I had never heard the term ‘code-switching’ before, and if I had, I hadn’t really put a lot of thought into it as a white man. It just wasn’t my experience. This story, this book, speaks to the black experience in a way that makes you listen and understand things that seemed to be on the periphery. Adjei-Brenyah forces you to look at it, and your relationship to it.

A good writer forces you to look.

Other stories, such as ‘Zimmer Land’, are mixtures of ‘Black Mirror’ and your worst nightmare, about a black protagonist who works for a digital theme park that allows its patrons to play the role of judge, jury, and executioner in the suburbs. It’s chilling, and engrossing, and frustrating. It’s Twlight Zone as a powder keg, waiting to be ignited (if not exploding as we speak).

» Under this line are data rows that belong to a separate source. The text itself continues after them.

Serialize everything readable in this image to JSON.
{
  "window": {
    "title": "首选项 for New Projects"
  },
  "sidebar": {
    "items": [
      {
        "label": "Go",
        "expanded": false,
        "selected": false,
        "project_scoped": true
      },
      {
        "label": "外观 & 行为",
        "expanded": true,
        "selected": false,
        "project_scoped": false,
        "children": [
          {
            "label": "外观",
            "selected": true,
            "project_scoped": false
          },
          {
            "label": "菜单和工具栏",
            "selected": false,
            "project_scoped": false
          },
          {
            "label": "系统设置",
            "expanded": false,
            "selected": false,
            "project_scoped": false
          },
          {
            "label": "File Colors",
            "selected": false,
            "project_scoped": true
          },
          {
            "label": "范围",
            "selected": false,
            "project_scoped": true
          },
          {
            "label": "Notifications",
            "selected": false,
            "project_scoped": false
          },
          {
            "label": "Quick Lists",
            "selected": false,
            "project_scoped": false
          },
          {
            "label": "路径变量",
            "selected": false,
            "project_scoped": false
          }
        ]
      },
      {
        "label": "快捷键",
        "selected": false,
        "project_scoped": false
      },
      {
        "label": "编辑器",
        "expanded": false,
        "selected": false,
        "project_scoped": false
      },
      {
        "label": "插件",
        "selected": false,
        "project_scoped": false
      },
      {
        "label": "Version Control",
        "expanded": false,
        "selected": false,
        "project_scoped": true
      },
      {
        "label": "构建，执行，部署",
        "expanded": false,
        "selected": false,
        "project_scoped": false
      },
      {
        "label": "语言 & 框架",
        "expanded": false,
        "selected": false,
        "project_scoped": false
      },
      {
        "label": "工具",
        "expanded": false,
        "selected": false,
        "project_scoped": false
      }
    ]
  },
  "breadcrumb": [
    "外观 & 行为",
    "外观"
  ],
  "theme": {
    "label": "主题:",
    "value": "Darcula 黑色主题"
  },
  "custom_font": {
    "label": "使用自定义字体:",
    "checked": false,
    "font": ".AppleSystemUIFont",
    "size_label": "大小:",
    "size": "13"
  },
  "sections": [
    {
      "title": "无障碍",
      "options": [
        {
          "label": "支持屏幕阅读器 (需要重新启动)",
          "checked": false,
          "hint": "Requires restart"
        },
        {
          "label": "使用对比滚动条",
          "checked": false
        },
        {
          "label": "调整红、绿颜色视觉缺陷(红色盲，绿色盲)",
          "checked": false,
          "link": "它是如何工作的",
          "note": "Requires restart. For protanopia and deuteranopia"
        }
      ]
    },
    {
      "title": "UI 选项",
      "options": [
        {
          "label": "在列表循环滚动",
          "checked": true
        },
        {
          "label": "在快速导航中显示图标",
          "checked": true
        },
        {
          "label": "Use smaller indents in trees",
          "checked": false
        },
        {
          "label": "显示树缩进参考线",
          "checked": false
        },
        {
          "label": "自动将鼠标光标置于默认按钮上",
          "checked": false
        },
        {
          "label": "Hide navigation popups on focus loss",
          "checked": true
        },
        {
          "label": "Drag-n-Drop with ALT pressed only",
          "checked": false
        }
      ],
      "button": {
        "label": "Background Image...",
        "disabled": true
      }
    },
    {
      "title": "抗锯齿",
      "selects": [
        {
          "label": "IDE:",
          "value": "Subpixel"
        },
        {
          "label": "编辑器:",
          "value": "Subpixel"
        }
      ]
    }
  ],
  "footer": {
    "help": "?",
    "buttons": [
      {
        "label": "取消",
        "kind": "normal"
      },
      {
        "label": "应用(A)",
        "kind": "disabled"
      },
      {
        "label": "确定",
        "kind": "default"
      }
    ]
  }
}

Friday Black takes you to the dark places of America, by taking us to an America that never was and has always been.

About this book:

Friday Black, by Nana Kwame Adjei-Brenyah ($14.99, Published October 2018)

If You Enjoyed This Book, We Recommend:

Her Body And Other Parties by Carmen-Maria Machado

My Mother’s House by Francesa Momplaisir

The Underground Railroad by Colson Whitehead

Best Enjoyed When:

You’re in the place where rage and hope coexist.